Festival d’humour grinçant au théâtre de l’Etoile du Nord, jusqu’au 28 novembre 2009 : 3 monologues et une création sont au programme. Entrée 8€ pour les moins de 30 ans, passe tout spectacle 24€ et passe 2 spectacle 15€. (résa sur les sites habituels : fnac, …)
16 rue Georgette Agutte, dans le 18e.
Que d’Espoir !
Jusqu’au 21 novembre, du mardi au samedi à 21h.
Texte de Levin, mis en scène de Serge Lipszyc, par la compagnie du Matamore. Spéciale dédicace aux ex-Grignonais de l’an dernier : ce sont les mêmes que pour Un Platonov (Barbacane), donc pour les avoir déjà vu en action, ils sont fantastiques de pêche et de verve sur scène !!!
Sous ce titre générique sont réunis des textes courts et des chansons que Hanokh Levin a écrits tout au long de sa vie pour ses cabarets satiriques. Levin est inspiré par Tchekhov, Feydeau, Brecht et Beckett, rien que ça !
Ces petites pièces et ces chansons nous emportent dans le tourbillon survolté d’une désillusion jubilatoire, toujours plus loin dans l’irrévérence décalée. S’y succèdent des personnages qui peinent à appréhender la vie, aussi bien dans les situations simples du quotidien que face aux grandes questions politiques.
Lorsqu’il traite des petites choses de l’existence, Levin écrit une fable sur la condition humaine. Lorsqu’il s’inquiète du devenir de son pays, il renvoie l’image féroce d’une société séduite par le pire. L’écriture fulgurante de Levin atteint, dans ces formes courtes, une force et un humour rares.
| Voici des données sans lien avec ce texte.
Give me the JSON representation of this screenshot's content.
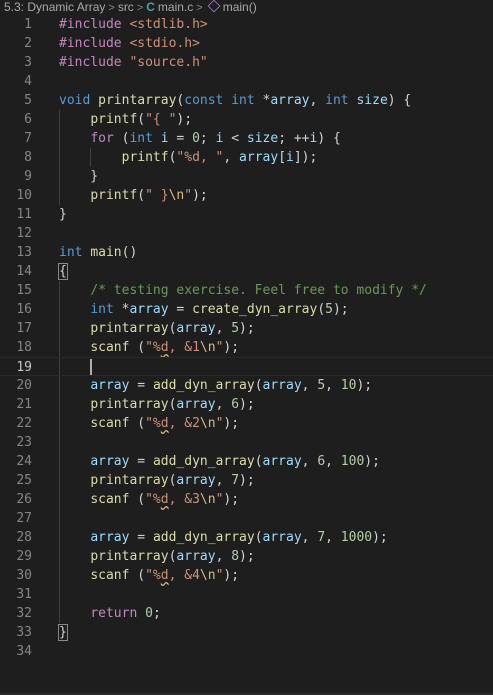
{
  "breadcrumb": {
    "items": [
      "5.3: Dynamic Array",
      "src",
      "main.c",
      "main()"
    ],
    "file_icon": "C"
  },
  "editor": {
    "current_line": 19,
    "lines": [
      {
        "n": 1,
        "tokens": [
          {
            "t": "#include ",
            "c": "k-ctrl"
          },
          {
            "t": "<stdlib.h>",
            "c": "k-str"
          }
        ]
      },
      {
        "n": 2,
        "tokens": [
          {
            "t": "#include ",
            "c": "k-ctrl"
          },
          {
            "t": "<stdio.h>",
            "c": "k-str"
          }
        ]
      },
      {
        "n": 3,
        "tokens": [
          {
            "t": "#include ",
            "c": "k-ctrl"
          },
          {
            "t": "\"source.h\"",
            "c": "k-str"
          }
        ]
      },
      {
        "n": 4,
        "tokens": []
      },
      {
        "n": 5,
        "tokens": [
          {
            "t": "void ",
            "c": "k-type"
          },
          {
            "t": "printarray",
            "c": "k-fn"
          },
          {
            "t": "(",
            "c": "k-pun"
          },
          {
            "t": "const ",
            "c": "k-type"
          },
          {
            "t": "int ",
            "c": "k-type"
          },
          {
            "t": "*",
            "c": "k-pun"
          },
          {
            "t": "array",
            "c": "k-var"
          },
          {
            "t": ", ",
            "c": "k-pun"
          },
          {
            "t": "int ",
            "c": "k-type"
          },
          {
            "t": "size",
            "c": "k-var"
          },
          {
            "t": ") {",
            "c": "k-pun"
          }
        ]
      },
      {
        "n": 6,
        "tokens": [
          {
            "t": "    ",
            "c": "k-pun"
          },
          {
            "t": "printf",
            "c": "k-fn"
          },
          {
            "t": "(",
            "c": "k-pun"
          },
          {
            "t": "\"{ \"",
            "c": "k-str"
          },
          {
            "t": ");",
            "c": "k-pun"
          }
        ]
      },
      {
        "n": 7,
        "tokens": [
          {
            "t": "    ",
            "c": "k-pun"
          },
          {
            "t": "for ",
            "c": "k-ctrl"
          },
          {
            "t": "(",
            "c": "k-pun"
          },
          {
            "t": "int ",
            "c": "k-type"
          },
          {
            "t": "i",
            "c": "k-var"
          },
          {
            "t": " = ",
            "c": "k-pun"
          },
          {
            "t": "0",
            "c": "k-num"
          },
          {
            "t": "; ",
            "c": "k-pun"
          },
          {
            "t": "i",
            "c": "k-var"
          },
          {
            "t": " < ",
            "c": "k-pun"
          },
          {
            "t": "size",
            "c": "k-var"
          },
          {
            "t": "; ++",
            "c": "k-pun"
          },
          {
            "t": "i",
            "c": "k-var"
          },
          {
            "t": ") {",
            "c": "k-pun"
          }
        ]
      },
      {
        "n": 8,
        "tokens": [
          {
            "t": "        ",
            "c": "k-pun"
          },
          {
            "t": "printf",
            "c": "k-fn"
          },
          {
            "t": "(",
            "c": "k-pun"
          },
          {
            "t": "\"%d, \"",
            "c": "k-str"
          },
          {
            "t": ", ",
            "c": "k-pun"
          },
          {
            "t": "array",
            "c": "k-var"
          },
          {
            "t": "[",
            "c": "k-pun"
          },
          {
            "t": "i",
            "c": "k-var"
          },
          {
            "t": "]);",
            "c": "k-pun"
          }
        ]
      },
      {
        "n": 9,
        "tokens": [
          {
            "t": "    }",
            "c": "k-pun"
          }
        ]
      },
      {
        "n": 10,
        "tokens": [
          {
            "t": "    ",
            "c": "k-pun"
          },
          {
            "t": "printf",
            "c": "k-fn"
          },
          {
            "t": "(",
            "c": "k-pun"
          },
          {
            "t": "\" }",
            "c": "k-str"
          },
          {
            "t": "\\n",
            "c": "k-esc"
          },
          {
            "t": "\"",
            "c": "k-str"
          },
          {
            "t": ");",
            "c": "k-pun"
          }
        ]
      },
      {
        "n": 11,
        "tokens": [
          {
            "t": "}",
            "c": "k-pun"
          }
        ]
      },
      {
        "n": 12,
        "tokens": []
      },
      {
        "n": 13,
        "tokens": [
          {
            "t": "int ",
            "c": "k-type"
          },
          {
            "t": "main",
            "c": "k-fn"
          },
          {
            "t": "()",
            "c": "k-pun"
          }
        ]
      },
      {
        "n": 14,
        "tokens": [
          {
            "t": "{",
            "c": "k-pun brace-box"
          }
        ]
      },
      {
        "n": 15,
        "tokens": [
          {
            "t": "    ",
            "c": "k-pun"
          },
          {
            "t": "/* testing exercise. Feel free to modify */",
            "c": "k-com"
          }
        ]
      },
      {
        "n": 16,
        "tokens": [
          {
            "t": "    ",
            "c": "k-pun"
          },
          {
            "t": "int ",
            "c": "k-type"
          },
          {
            "t": "*",
            "c": "k-pun"
          },
          {
            "t": "array",
            "c": "k-var"
          },
          {
            "t": " = ",
            "c": "k-pun"
          },
          {
            "t": "create_dyn_array",
            "c": "k-fn"
          },
          {
            "t": "(",
            "c": "k-pun"
          },
          {
            "t": "5",
            "c": "k-num"
          },
          {
            "t": ");",
            "c": "k-pun"
          }
        ]
      },
      {
        "n": 17,
        "tokens": [
          {
            "t": "    ",
            "c": "k-pun"
          },
          {
            "t": "printarray",
            "c": "k-fn"
          },
          {
            "t": "(",
            "c": "k-pun"
          },
          {
            "t": "array",
            "c": "k-var"
          },
          {
            "t": ", ",
            "c": "k-pun"
          },
          {
            "t": "5",
            "c": "k-num"
          },
          {
            "t": ");",
            "c": "k-pun"
          }
        ]
      },
      {
        "n": 18,
        "tokens": [
          {
            "t": "    ",
            "c": "k-pun"
          },
          {
            "t": "scanf",
            "c": "k-fn"
          },
          {
            "t": " (",
            "c": "k-pun"
          },
          {
            "t": "\"%",
            "c": "k-str"
          },
          {
            "t": "d",
            "c": "k-str squig"
          },
          {
            "t": ", &1",
            "c": "k-str"
          },
          {
            "t": "\\n",
            "c": "k-esc"
          },
          {
            "t": "\"",
            "c": "k-str"
          },
          {
            "t": ");",
            "c": "k-pun"
          }
        ]
      },
      {
        "n": 19,
        "tokens": []
      },
      {
        "n": 20,
        "tokens": [
          {
            "t": "    ",
            "c": "k-pun"
          },
          {
            "t": "array",
            "c": "k-var"
          },
          {
            "t": " = ",
            "c": "k-pun"
          },
          {
            "t": "add_dyn_array",
            "c": "k-fn"
          },
          {
            "t": "(",
            "c": "k-pun"
          },
          {
            "t": "array",
            "c": "k-var"
          },
          {
            "t": ", ",
            "c": "k-pun"
          },
          {
            "t": "5",
            "c": "k-num"
          },
          {
            "t": ", ",
            "c": "k-pun"
          },
          {
            "t": "10",
            "c": "k-num"
          },
          {
            "t": ");",
            "c": "k-pun"
          }
        ]
      },
      {
        "n": 21,
        "tokens": [
          {
            "t": "    ",
            "c": "k-pun"
          },
          {
            "t": "printarray",
            "c": "k-fn"
          },
          {
            "t": "(",
            "c": "k-pun"
          },
          {
            "t": "array",
            "c": "k-var"
          },
          {
            "t": ", ",
            "c": "k-pun"
          },
          {
            "t": "6",
            "c": "k-num"
          },
          {
            "t": ");",
            "c": "k-pun"
          }
        ]
      },
      {
        "n": 22,
        "tokens": [
          {
            "t": "    ",
            "c": "k-pun"
          },
          {
            "t": "scanf",
            "c": "k-fn"
          },
          {
            "t": " (",
            "c": "k-pun"
          },
          {
            "t": "\"%",
            "c": "k-str"
          },
          {
            "t": "d",
            "c": "k-str squig"
          },
          {
            "t": ", &2",
            "c": "k-str"
          },
          {
            "t": "\\n",
            "c": "k-esc"
          },
          {
            "t": "\"",
            "c": "k-str"
          },
          {
            "t": ");",
            "c": "k-pun"
          }
        ]
      },
      {
        "n": 23,
        "tokens": []
      },
      {
        "n": 24,
        "tokens": [
          {
            "t": "    ",
            "c": "k-pun"
          },
          {
            "t": "array",
            "c": "k-var"
          },
          {
            "t": " = ",
            "c": "k-pun"
          },
          {
            "t": "add_dyn_array",
            "c": "k-fn"
          },
          {
            "t": "(",
            "c": "k-pun"
          },
          {
            "t": "array",
            "c": "k-var"
          },
          {
            "t": ", ",
            "c": "k-pun"
          },
          {
            "t": "6",
            "c": "k-num"
          },
          {
            "t": ", ",
            "c": "k-pun"
          },
          {
            "t": "100",
            "c": "k-num"
          },
          {
            "t": ");",
            "c": "k-pun"
          }
        ]
      },
      {
        "n": 25,
        "tokens": [
          {
            "t": "    ",
            "c": "k-pun"
          },
          {
            "t": "printarray",
            "c": "k-fn"
          },
          {
            "t": "(",
            "c": "k-pun"
          },
          {
            "t": "array",
            "c": "k-var"
          },
          {
            "t": ", ",
            "c": "k-pun"
          },
          {
            "t": "7",
            "c": "k-num"
          },
          {
            "t": ");",
            "c": "k-pun"
          }
        ]
      },
      {
        "n": 26,
        "tokens": [
          {
            "t": "    ",
            "c": "k-pun"
          },
          {
            "t": "scanf",
            "c": "k-fn"
          },
          {
            "t": " (",
            "c": "k-pun"
          },
          {
            "t": "\"%",
            "c": "k-str"
          },
          {
            "t": "d",
            "c": "k-str squig"
          },
          {
            "t": ", &3",
            "c": "k-str"
          },
          {
            "t": "\\n",
            "c": "k-esc"
          },
          {
            "t": "\"",
            "c": "k-str"
          },
          {
            "t": ");",
            "c": "k-pun"
          }
        ]
      },
      {
        "n": 27,
        "tokens": []
      },
      {
        "n": 28,
        "tokens": [
          {
            "t": "    ",
            "c": "k-pun"
          },
          {
            "t": "array",
            "c": "k-var"
          },
          {
            "t": " = ",
            "c": "k-pun"
          },
          {
            "t": "add_dyn_array",
            "c": "k-fn"
          },
          {
            "t": "(",
            "c": "k-pun"
          },
          {
            "t": "array",
            "c": "k-var"
          },
          {
            "t": ", ",
            "c": "k-pun"
          },
          {
            "t": "7",
            "c": "k-num"
          },
          {
            "t": ", ",
            "c": "k-pun"
          },
          {
            "t": "1000",
            "c": "k-num"
          },
          {
            "t": ");",
            "c": "k-pun"
          }
        ]
      },
      {
        "n": 29,
        "tokens": [
          {
            "t": "    ",
            "c": "k-pun"
          },
          {
            "t": "printarray",
            "c": "k-fn"
          },
          {
            "t": "(",
            "c": "k-pun"
          },
          {
            "t": "array",
            "c": "k-var"
          },
          {
            "t": ", ",
            "c": "k-pun"
          },
          {
            "t": "8",
            "c": "k-num"
          },
          {
            "t": ");",
            "c": "k-pun"
          }
        ]
      },
      {
        "n": 30,
        "tokens": [
          {
            "t": "    ",
            "c": "k-pun"
          },
          {
            "t": "scanf",
            "c": "k-fn"
          },
          {
            "t": " (",
            "c": "k-pun"
          },
          {
            "t": "\"%",
            "c": "k-str"
          },
          {
            "t": "d",
            "c": "k-str squig"
          },
          {
            "t": ", &4",
            "c": "k-str"
          },
          {
            "t": "\\n",
            "c": "k-esc"
          },
          {
            "t": "\"",
            "c": "k-str"
          },
          {
            "t": ");",
            "c": "k-pun"
          }
        ]
      },
      {
        "n": 31,
        "tokens": []
      },
      {
        "n": 32,
        "tokens": [
          {
            "t": "    ",
            "c": "k-pun"
          },
          {
            "t": "return ",
            "c": "k-ctrl"
          },
          {
            "t": "0",
            "c": "k-num"
          },
          {
            "t": ";",
            "c": "k-pun"
          }
        ]
      },
      {
        "n": 33,
        "tokens": [
          {
            "t": "}",
            "c": "k-pun brace-box"
          }
        ]
      },
      {
        "n": 34,
        "tokens": []
      }
    ]
  }
}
Comment ne pas nous reconnaître dans le miroir, terrible et drôle, que nous tend cet auteur à la voix si puissante et si humaine ?
On verra donc sur scène au milieu des flots, un bastringue en perdition où il sera question de Dieu, de hot-dog, de magie, de politique, de voyages, de théâtre, de salle de bains, de guerre, de paix, du monde et d’amour.
La vie, quoi !
Mais aussi :
A(II)Rh +
jusqu’au 21 novembre, du mardi au samedi à 19h30.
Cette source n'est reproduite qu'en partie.